Их было трое в густевших сумерках. За садом – внизу под склоном – сверкала Вальпургиева ночь и, возможно, свистела, взлетая, ракета. Остатки заката, первые звезды. Зондеркоманденфюрер Шмуль стоял по другую сторону садовой ограды. В полосатой одежде. Вся обстановка, сказала Ханна, не походила ни на одну из тех, какие она когда-либо знала, о каких читала или слышала. Заключенный, который выглядел пьяным, вытянул из рукава длинный инструмент или оружие, что-то вроде пики с узкой поперечиной. Все было неопределенным, все казалось притворством.
Долль пинком распахнул калитку, сказал: «Ну, входи уж…»
Шмуль остался стоять на месте. Он рванул рубашку, приложил острие к груди. (Ханна, сказав это, вытянула перед собой сцепленные руки.) Шмуль посмотрел ей в глаза и произнес: «Eigentlich wolte er dass ich Ihnen das antun».
А Долль ответил: «Ну и какой от тебя тогда прок?»
И выстрелил ему в лицо. Поднял пистолет и выстрелил ему в лицо. Потом присел и выстрелил еще раз, в затылок.
Когда содрогания Шмуля затихли, Долль, не встав с корточек, медленно повернулся и поднял на нее взгляд.
Eigentlich wolte er dass ich Ihnen das antun. «На самом деле он хотел, чтобы я сделал это с вами».
– Говоря это, Шмуль смотрел мне в глаза. Я встречала его почти каждый день, и он никогда так не делал. Не смотрел в глаза. – Секунду-другую Ханна удивленно вглядывалась в сигарету, которую держала в пальцах, потом затянулась и бросила ее на землю. – Долль был весь в крови.

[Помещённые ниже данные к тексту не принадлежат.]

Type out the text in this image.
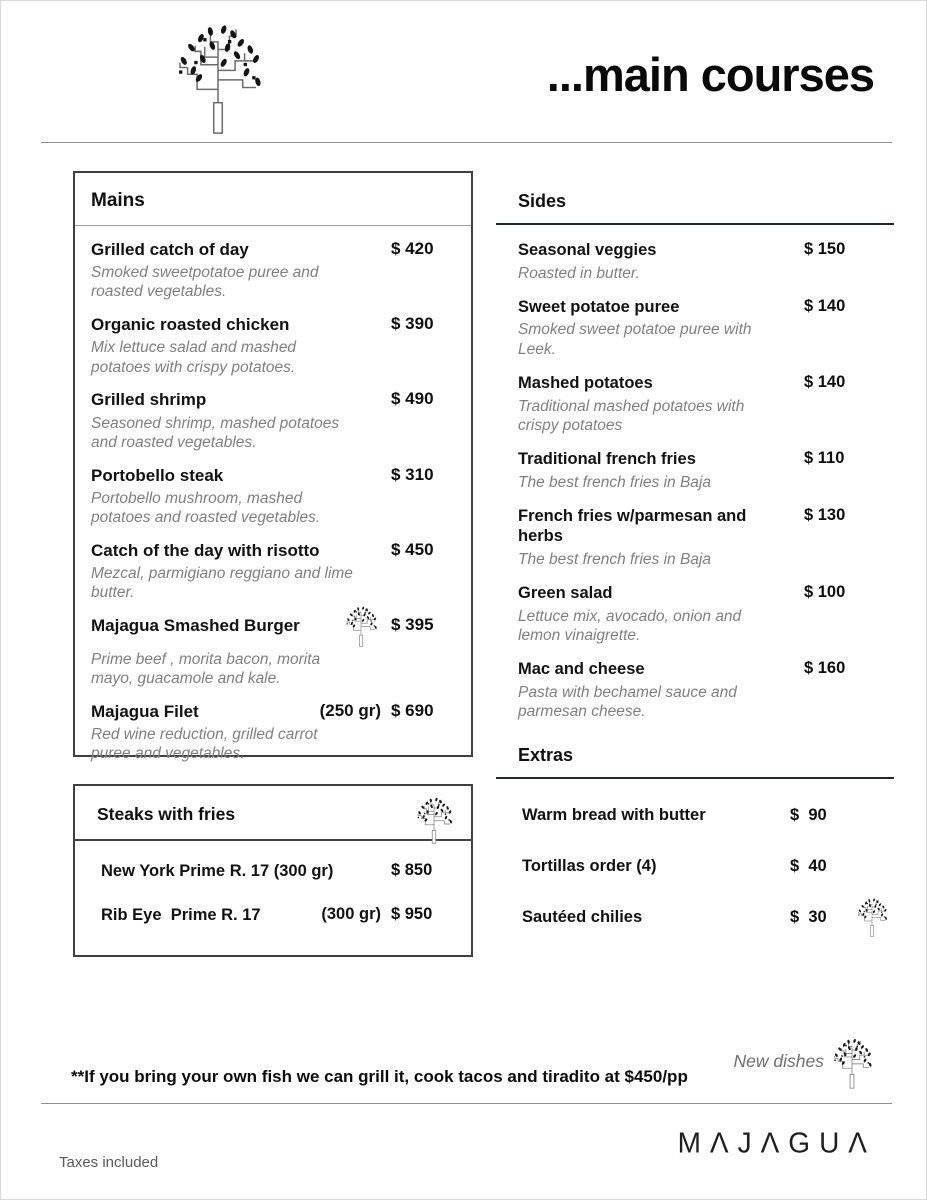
...main courses
Mains
Grilled catch of day	$ 420

Smoked sweetpotatoe puree and roasted vegetables.

Organic roasted chicken	$ 390

Mix lettuce salad and mashed potatoes with crispy potatoes.

Grilled shrimp	$ 490

Seasoned shrimp, mashed potatoes and roasted vegetables.

Portobello steak	$ 310

Portobello mushroom, mashed potatoes and roasted vegetables.

Catch of the day with risotto	$ 450

Mezcal, parmigiano reggiano and lime butter.

Majagua Smashed Burger	$ 395

Prime beef , morita bacon, morita mayo, guacamole and kale.

Majagua Filet	(250 gr) $ 690

Red wine reduction, grilled carrot puree and vegetables.

Steaks with fries
New York Prime R. 17 (300 gr)	$ 850
Rib Eye  Prime R. 17	(300 gr) $ 950
Sides
Seasonal veggies	$ 150

Roasted in butter.

Sweet potatoe puree	$ 140

Smoked sweet potatoe puree with Leek.

Mashed potatoes	$ 140

Traditional mashed potatoes with crispy potatoes

Traditional french fries	$ 110

The best french fries in Baja

French fries w/parmesan and herbs
$ 130

The best french fries in Baja

Green salad	$ 100

Lettuce mix, avocado, onion and lemon vinaigrette.

Mac and cheese	$ 160

Pasta with bechamel sauce and parmesan cheese.

Extras
Warm bread with butter	$  90
Tortillas order (4)	$  40
Sautéed chilies	$  30
New dishes

**If you bring your own fish we can grill it, cook tacos and tiradito at $450/pp

Taxes included

MΛJΛGUΛ
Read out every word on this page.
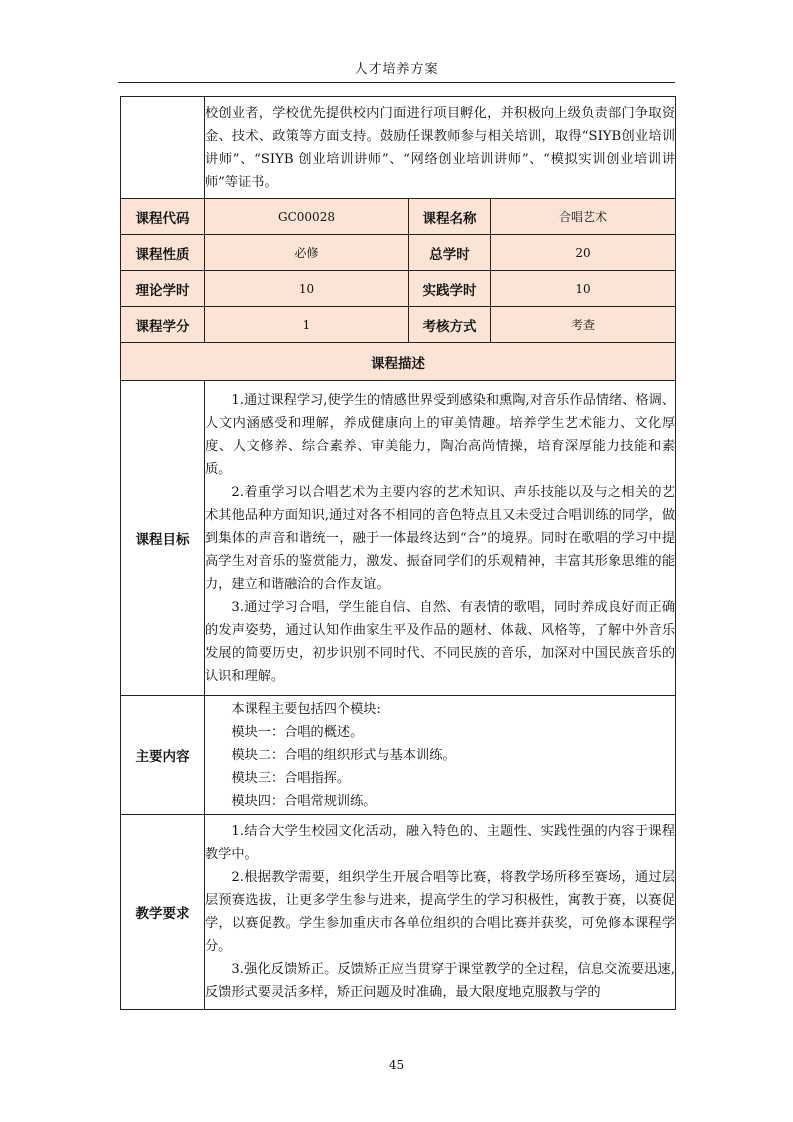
人才培养方案

	校创业者，学校优先提供校内门面进行项目孵化，并积极向上级负责部门争取资金、技术、政策等方面支持。鼓励任课教师参与相关培训，取得“SIYB创业培训讲师”、“SIYB 创业培训讲师”、“网络创业培训讲师”、“模拟实训创业培训讲师”等证书。		

课程代码	GC00028	课程名称	合唱艺术
课程性质	必修	总学时	20
理论学时	10	实践学时	10
课程学分	1	考核方式	考查
课程描述			
课程目标	1.通过课程学习,使学生的情感世界受到感染和熏陶,对音乐作品情绪、格调、人文内涵感受和理解，养成健康向上的审美情趣。培养学生艺术能力、文化厚度、人文修养、综合素养、审美能力，陶冶高尚情操，培育深厚能力技能和素质。

2.着重学习以合唱艺术为主要内容的艺术知识、声乐技能以及与之相关的艺术其他品种方面知识,通过对各不相同的音色特点且又未受过合唱训练的同学，做到集体的声音和谐统一，融于一体最终达到“合”的境界。同时在歌唱的学习中提高学生对音乐的鉴赏能力，激发、振奋同学们的乐观精神，丰富其形象思维的能力，建立和谐融洽的合作友谊。

3.通过学习合唱，学生能自信、自然、有表情的歌唱，同时养成良好而正确的发声姿势，通过认知作曲家生平及作品的题材、体裁、风格等，了解中外音乐发展的简要历史，初步识别不同时代、不同民族的音乐，加深对中国民族音乐的认识和理解。		

主要内容	本课程主要包括四个模块:

模块一：合唱的概述。

模块二：合唱的组织形式与基本训练。

模块三：合唱指挥。

模块四：合唱常规训练。		

教学要求	1.结合大学生校园文化活动，融入特色的、主题性、实践性强的内容于课程教学中。

2.根据教学需要，组织学生开展合唱等比赛，将教学场所移至赛场，通过层层预赛选拔，让更多学生参与进来，提高学生的学习积极性，寓教于赛，以赛促学，以赛促教。学生参加重庆市各单位组织的合唱比赛并获奖，可免修本课程学分。

3.强化反馈矫正。反馈矫正应当贯穿于课堂教学的全过程，信息交流要迅速,反馈形式要灵活多样，矫正问题及时准确，最大限度地克服教与学的		

45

Господи, что способна сделать пуля… И все пытался улыбнуться. А я вдруг поняла, кем он был все то время. Вот он, кошмарный маленький мальчишка. Пойманный за совершением какой-то явственной пакости. И все пытающийся улыбнуться.
– Так вы…
– О, я сразу забрала девочек и отвела их к Ромгильде Зидиг. Мы уехали при первой же возможности. – Она прижала ладонь к груди, прямо под горлом. – Ведь я же знала, что он такое. Ну-с, герр Томсен, дипломированный юрист, какие выводы вы можете сделать из этой истории?
Я развел руки:
– У вас было пять лет, чтобы все обдумать. Наверняка вы их уже сделали.
– Мм. Ну что же, в конечном счете хуже всего было то, что он не позволил Шмулю принять смерть от собственной руки. Вместо этого он его изуродовал. Знаете, встречая Шмуля на тропинке, я желала ему доброго утра. И чем бы он там ни занимался, тяги к насилию в нем не было… Я ведь права, верно? Выходит, Долль, не знаю, как-то склонил его нанести мне увечье, а то и убить.
Ознакомительная версия.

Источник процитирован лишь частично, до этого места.